I went up to the Washington club's offices and paid a visit to President Griffith. I told him about the old Browns and the drugstore sandwiches, and then I asked him if he sold old baseballs. He looked at me incredulously. "Certainly not!" he exclaimed. "Why, we lose so many balls in the stands we have to use new ones for batting practice." I explained that the Browns had a corps of ushers who would fight like tigers to recover a ball hit in the stands. The batting-practice balls were used until they were warped, and then Miss Peggy Murphy, the bookkeeper, put them on sale in the front office for 25¢ each. Semipro and amateur teams snapped them up, and the venture brought in a nice dollar.
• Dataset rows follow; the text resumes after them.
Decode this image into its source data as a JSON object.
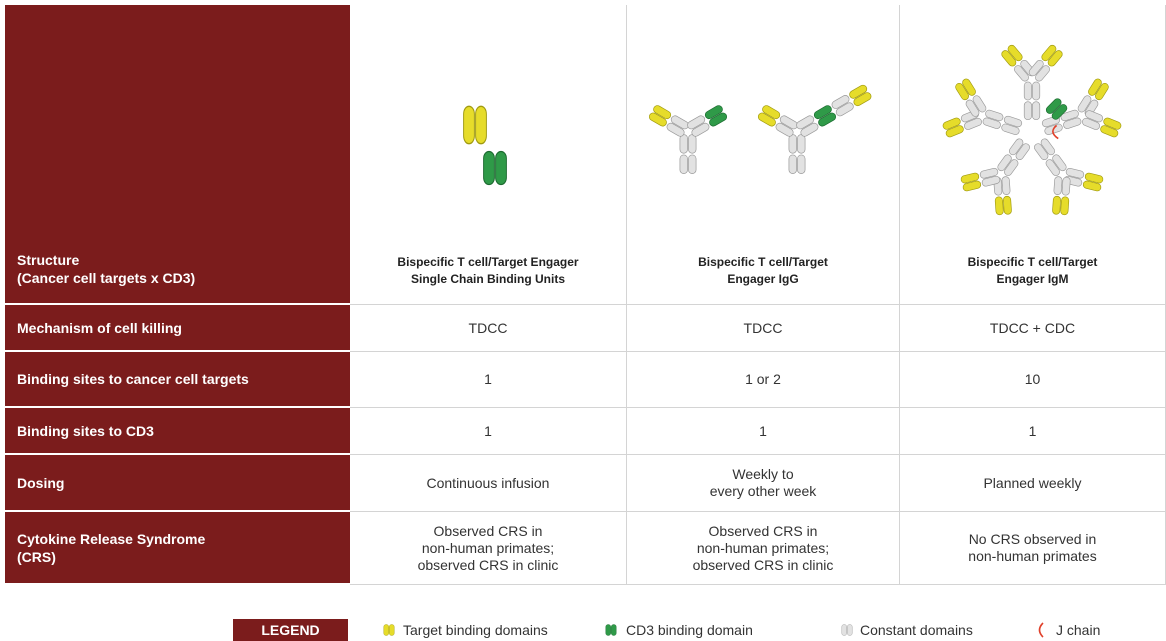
{
  "table": {
    "rows": [
      {
        "label": [
          "Structure",
          "(Cancer cell targets x CD3)"
        ],
        "cells": [
          [
            "Bispecific T cell/Target Engager",
            "Single Chain Binding Units"
          ],
          [
            "Bispecific T cell/Target",
            "Engager IgG"
          ],
          [
            "Bispecific T cell/Target",
            "Engager IgM"
          ]
        ]
      },
      {
        "label": [
          "Mechanism of cell killing"
        ],
        "cells": [
          [
            "TDCC"
          ],
          [
            "TDCC"
          ],
          [
            "TDCC + CDC"
          ]
        ]
      },
      {
        "label": [
          "Binding sites to cancer cell targets"
        ],
        "cells": [
          [
            "1"
          ],
          [
            "1 or 2"
          ],
          [
            "10"
          ]
        ]
      },
      {
        "label": [
          "Binding sites to CD3"
        ],
        "cells": [
          [
            "1"
          ],
          [
            "1"
          ],
          [
            "1"
          ]
        ]
      },
      {
        "label": [
          "Dosing"
        ],
        "cells": [
          [
            "Continuous infusion"
          ],
          [
            "Weekly to",
            "every other week"
          ],
          [
            "Planned weekly"
          ]
        ]
      },
      {
        "label": [
          "Cytokine Release Syndrome",
          "(CRS)"
        ],
        "cells": [
          [
            "Observed CRS in",
            "non-human primates;",
            "observed CRS in clinic"
          ],
          [
            "Observed CRS in",
            "non-human primates;",
            "observed CRS in clinic"
          ],
          [
            "No CRS observed in",
            "non-human primates"
          ]
        ]
      }
    ]
  },
  "legend": {
    "title": "LEGEND",
    "items": [
      "Target binding domains",
      "CD3 binding domain",
      "Constant domains",
      "J chain"
    ]
  }
}
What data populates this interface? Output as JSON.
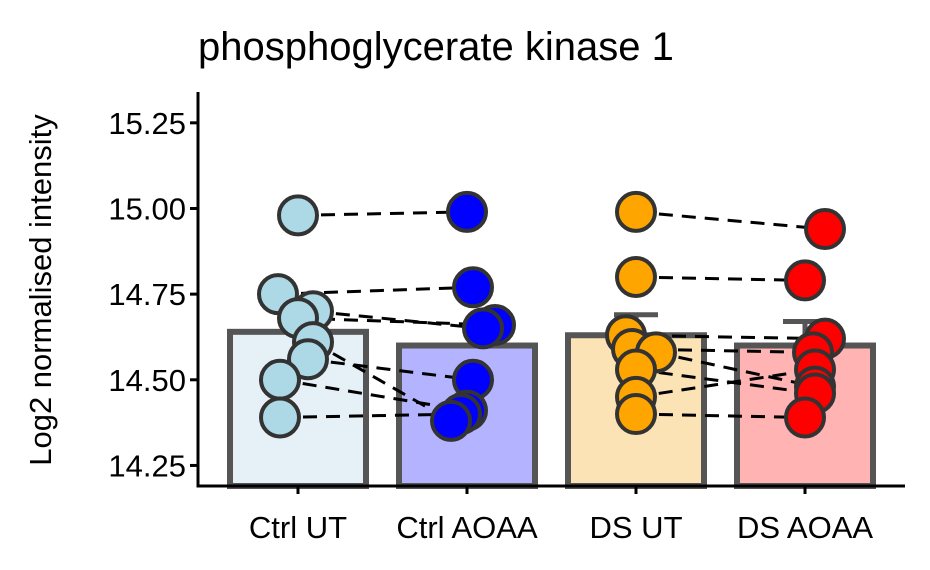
{
  "chart_data": {
    "type": "bar",
    "title": "phosphoglycerate kinase 1",
    "xlabel": "",
    "ylabel": "Log2 normalised intensity",
    "ylim": [
      14.19,
      15.34
    ],
    "yticks": [
      14.25,
      14.5,
      14.75,
      15.0,
      15.25
    ],
    "ytick_labels": [
      "14.25",
      "14.50",
      "14.75",
      "15.00",
      "15.25"
    ],
    "grid": false,
    "legend": "none",
    "categories": [
      "Ctrl UT",
      "Ctrl AOAA",
      "DS UT",
      "DS AOAA"
    ],
    "bar_values": [
      14.64,
      14.6,
      14.63,
      14.6
    ],
    "error_upper": [
      null,
      null,
      14.69,
      14.67
    ],
    "bar_fill_colors": [
      "#e6f1f7",
      "#b3b3ff",
      "#fce3b5",
      "#ffb3b3"
    ],
    "point_colors": [
      "#add8e6",
      "#0000ff",
      "#ffa500",
      "#ff0000"
    ],
    "bar_outline_color": "#555555",
    "points": [
      [
        14.98,
        14.75,
        14.7,
        14.68,
        14.61,
        14.56,
        14.5,
        14.39
      ],
      [
        14.99,
        14.77,
        14.66,
        14.65,
        14.5,
        14.41,
        14.4,
        14.38
      ],
      [
        14.99,
        14.8,
        14.63,
        14.59,
        14.58,
        14.53,
        14.45,
        14.4
      ],
      [
        14.94,
        14.79,
        14.62,
        14.58,
        14.53,
        14.48,
        14.46,
        14.39
      ]
    ],
    "pairs": [
      {
        "from": 0,
        "to": 1,
        "values": [
          [
            14.98,
            14.99
          ],
          [
            14.75,
            14.77
          ],
          [
            14.7,
            14.65
          ],
          [
            14.68,
            14.66
          ],
          [
            14.61,
            14.38
          ],
          [
            14.56,
            14.5
          ],
          [
            14.5,
            14.41
          ],
          [
            14.39,
            14.4
          ]
        ]
      },
      {
        "from": 2,
        "to": 3,
        "values": [
          [
            14.99,
            14.94
          ],
          [
            14.8,
            14.79
          ],
          [
            14.63,
            14.62
          ],
          [
            14.59,
            14.58
          ],
          [
            14.58,
            14.48
          ],
          [
            14.53,
            14.46
          ],
          [
            14.45,
            14.53
          ],
          [
            14.4,
            14.39
          ]
        ]
      }
    ]
  }
}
Mr. Griffith said baseball wasn't that kind of shoestring operation any more. He said old Clark Griffith had won a world championship in the '20s with an annual payroll of $125,000. Now, he said, the Senators have a payroll, for players and office help, of $50,000 every two weeks.
I told Mr. Griffith I was charmed with the comforts of second-division, even eighth-place, baseball. Mr. Griffith said he was sorry, but he wasn't charmed at all. I said somebody had to be last, and Mr. Griffith agreed but said that he wished it would be somebody else. Three straight years in eighth place, he said, was more than enough of the cellar for him.
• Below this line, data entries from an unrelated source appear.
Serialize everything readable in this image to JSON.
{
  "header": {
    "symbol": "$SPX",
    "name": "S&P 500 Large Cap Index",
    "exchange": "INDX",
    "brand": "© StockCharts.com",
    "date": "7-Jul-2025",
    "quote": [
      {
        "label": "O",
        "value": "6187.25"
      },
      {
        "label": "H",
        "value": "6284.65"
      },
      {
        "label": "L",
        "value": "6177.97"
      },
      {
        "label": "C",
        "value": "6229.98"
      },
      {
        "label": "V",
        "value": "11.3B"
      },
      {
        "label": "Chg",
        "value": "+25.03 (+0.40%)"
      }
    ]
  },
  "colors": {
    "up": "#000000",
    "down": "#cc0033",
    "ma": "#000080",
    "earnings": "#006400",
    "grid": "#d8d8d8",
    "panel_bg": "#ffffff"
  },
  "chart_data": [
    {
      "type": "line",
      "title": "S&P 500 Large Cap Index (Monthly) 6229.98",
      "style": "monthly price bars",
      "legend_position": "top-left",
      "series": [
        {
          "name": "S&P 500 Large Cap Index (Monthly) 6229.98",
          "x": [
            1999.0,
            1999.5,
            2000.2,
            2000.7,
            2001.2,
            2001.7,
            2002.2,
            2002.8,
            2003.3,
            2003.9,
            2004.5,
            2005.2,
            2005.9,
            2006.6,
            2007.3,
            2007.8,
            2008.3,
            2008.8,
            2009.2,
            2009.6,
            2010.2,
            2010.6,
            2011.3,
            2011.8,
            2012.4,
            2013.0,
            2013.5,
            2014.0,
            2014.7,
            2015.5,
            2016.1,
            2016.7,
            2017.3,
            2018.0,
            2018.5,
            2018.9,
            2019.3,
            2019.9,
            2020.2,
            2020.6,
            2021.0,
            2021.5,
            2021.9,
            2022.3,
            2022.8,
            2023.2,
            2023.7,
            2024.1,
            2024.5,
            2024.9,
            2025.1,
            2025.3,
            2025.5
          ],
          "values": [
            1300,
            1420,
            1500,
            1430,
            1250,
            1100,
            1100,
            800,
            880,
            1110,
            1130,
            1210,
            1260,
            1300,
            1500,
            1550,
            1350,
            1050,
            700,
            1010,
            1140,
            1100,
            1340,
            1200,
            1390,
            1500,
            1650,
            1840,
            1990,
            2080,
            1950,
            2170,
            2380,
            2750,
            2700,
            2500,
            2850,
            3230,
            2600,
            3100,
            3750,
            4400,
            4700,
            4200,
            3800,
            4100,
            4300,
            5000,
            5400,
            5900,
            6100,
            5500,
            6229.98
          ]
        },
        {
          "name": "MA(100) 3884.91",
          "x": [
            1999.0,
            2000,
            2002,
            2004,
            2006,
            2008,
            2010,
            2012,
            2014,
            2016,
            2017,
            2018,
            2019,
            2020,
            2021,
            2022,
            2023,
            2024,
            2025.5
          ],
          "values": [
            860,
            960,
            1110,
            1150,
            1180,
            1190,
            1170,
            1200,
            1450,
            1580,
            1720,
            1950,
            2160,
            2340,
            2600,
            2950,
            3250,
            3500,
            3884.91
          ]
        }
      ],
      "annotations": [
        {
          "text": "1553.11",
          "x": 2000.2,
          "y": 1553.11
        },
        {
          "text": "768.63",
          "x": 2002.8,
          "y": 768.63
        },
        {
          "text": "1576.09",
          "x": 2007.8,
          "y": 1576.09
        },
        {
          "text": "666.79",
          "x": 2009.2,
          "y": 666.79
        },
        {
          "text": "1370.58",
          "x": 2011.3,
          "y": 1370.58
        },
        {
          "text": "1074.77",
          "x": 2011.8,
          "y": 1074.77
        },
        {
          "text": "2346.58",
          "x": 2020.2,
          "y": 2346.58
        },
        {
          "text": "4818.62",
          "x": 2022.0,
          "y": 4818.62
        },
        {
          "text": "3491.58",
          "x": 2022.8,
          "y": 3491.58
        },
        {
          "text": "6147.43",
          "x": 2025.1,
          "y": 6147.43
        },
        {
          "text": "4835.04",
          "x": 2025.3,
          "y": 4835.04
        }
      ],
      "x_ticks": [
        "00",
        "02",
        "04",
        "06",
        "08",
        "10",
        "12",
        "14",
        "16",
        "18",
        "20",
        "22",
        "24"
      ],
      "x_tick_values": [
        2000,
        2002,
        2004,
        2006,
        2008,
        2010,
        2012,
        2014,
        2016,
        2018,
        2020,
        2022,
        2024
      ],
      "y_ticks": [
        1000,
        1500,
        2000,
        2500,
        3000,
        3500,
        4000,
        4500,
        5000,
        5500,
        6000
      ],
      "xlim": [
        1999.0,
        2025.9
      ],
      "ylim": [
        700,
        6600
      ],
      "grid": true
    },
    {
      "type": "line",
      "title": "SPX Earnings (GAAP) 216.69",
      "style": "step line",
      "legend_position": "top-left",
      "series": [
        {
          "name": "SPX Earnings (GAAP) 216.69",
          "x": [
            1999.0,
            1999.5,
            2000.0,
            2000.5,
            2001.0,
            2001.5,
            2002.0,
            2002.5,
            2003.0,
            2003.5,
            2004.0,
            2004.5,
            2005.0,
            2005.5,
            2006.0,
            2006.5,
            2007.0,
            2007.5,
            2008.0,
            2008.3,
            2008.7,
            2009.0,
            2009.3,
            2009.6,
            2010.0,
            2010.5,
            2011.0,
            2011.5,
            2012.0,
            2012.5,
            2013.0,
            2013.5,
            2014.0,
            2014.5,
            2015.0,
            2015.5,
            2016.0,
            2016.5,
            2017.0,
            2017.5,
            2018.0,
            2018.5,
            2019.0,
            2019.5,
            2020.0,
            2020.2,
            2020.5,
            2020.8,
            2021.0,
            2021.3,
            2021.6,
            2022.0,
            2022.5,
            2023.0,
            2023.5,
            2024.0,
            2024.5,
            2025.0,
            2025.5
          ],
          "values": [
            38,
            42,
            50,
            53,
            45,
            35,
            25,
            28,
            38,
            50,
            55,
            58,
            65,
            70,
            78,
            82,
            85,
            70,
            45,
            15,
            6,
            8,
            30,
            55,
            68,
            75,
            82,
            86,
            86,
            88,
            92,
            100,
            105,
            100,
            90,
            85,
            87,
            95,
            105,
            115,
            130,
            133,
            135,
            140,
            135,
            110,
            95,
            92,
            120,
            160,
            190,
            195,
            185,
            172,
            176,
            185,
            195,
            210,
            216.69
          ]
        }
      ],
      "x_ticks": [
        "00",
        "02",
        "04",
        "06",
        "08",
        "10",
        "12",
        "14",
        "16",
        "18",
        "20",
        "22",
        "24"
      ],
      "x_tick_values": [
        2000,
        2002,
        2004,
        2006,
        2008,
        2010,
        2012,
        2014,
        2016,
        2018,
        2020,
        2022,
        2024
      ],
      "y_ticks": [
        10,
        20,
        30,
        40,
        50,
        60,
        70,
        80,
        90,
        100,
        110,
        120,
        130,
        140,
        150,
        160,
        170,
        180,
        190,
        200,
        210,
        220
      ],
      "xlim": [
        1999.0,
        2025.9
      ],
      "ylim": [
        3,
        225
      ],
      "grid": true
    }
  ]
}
I said I had to admit that this ball club was different. With Allison and Lemon hitting that ball, with Killebrew due back soon, with Pascual going great guns and Ramos just overdue for a streak, I said this ball club was going places. No pennant this year, I said, but up there making trouble for the leaders.
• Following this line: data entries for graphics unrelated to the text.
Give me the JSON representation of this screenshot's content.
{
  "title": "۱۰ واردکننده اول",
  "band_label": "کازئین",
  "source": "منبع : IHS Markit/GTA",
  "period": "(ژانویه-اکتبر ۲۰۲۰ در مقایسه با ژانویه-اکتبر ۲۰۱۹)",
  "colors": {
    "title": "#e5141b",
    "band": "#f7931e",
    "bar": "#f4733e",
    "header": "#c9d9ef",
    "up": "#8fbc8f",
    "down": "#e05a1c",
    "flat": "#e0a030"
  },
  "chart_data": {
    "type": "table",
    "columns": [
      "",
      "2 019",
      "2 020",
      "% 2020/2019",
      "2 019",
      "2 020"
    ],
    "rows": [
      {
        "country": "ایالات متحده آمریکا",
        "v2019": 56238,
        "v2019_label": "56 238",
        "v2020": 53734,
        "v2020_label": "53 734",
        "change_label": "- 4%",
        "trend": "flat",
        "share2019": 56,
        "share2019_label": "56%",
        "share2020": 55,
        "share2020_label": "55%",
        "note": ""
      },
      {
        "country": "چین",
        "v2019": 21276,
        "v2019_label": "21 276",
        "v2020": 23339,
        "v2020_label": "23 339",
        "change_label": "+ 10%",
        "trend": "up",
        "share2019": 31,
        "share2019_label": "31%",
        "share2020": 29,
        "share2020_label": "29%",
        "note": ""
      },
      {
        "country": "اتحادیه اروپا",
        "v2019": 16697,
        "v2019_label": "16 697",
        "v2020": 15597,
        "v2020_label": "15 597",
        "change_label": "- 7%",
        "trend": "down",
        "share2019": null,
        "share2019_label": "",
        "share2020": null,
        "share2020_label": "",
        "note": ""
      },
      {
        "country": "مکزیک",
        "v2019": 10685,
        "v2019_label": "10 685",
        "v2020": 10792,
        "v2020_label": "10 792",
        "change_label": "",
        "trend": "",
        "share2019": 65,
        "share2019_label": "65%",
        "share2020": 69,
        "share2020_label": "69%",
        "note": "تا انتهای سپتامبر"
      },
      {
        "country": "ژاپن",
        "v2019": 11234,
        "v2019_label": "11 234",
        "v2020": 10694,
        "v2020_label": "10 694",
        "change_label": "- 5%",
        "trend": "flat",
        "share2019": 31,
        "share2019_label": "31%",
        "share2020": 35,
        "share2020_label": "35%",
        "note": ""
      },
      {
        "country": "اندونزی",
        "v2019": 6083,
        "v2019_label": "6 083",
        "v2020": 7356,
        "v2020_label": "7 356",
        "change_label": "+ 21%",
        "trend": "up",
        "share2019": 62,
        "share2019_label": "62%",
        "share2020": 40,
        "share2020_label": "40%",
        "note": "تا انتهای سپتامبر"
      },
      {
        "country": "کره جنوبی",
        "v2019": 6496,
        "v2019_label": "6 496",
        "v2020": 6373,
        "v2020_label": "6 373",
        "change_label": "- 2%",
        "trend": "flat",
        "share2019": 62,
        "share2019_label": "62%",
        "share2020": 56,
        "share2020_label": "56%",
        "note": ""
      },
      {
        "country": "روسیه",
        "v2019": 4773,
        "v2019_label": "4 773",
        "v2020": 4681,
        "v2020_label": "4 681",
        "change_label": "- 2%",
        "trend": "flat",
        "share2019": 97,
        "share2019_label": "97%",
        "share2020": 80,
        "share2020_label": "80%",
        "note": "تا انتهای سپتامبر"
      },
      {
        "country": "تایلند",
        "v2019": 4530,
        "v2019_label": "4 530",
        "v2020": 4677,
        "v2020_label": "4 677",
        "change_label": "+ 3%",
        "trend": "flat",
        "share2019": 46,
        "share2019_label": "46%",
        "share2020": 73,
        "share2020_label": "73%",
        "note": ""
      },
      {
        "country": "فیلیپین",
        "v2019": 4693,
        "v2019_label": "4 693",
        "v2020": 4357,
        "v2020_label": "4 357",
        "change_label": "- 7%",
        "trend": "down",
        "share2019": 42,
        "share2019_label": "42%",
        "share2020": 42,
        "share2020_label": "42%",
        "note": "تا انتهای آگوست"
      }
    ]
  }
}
I used to say that about the old Browns every spring. I hadn't learned much. A few days later we flew into Detroit on our first-class charter plane, dropped the first game to the Tigers (another heart-breaker for Ramos) and slipped into eighth place by 10 percentage points. But next day Camilo Pascual came through again, shut out the Tigers 3-0 in 11 innings, and the Senators bounced back to seventh.
It was a perfect game to watch. There were just 4,904 paying customers. A man could find his five seats just about anywhere he wanted. He could walk up to the hot dog stands and pick out the particular dog that was done to his liking. He could turn around and call a hitter or a pitcher or an umpire a bum and have the pleasure of seeing his target look up to see where the insult came from.
It was peace, it was wonderful, it was good old eighth place where a man has plenty of elbow room—and the sparrows have a feast on the old popcorn.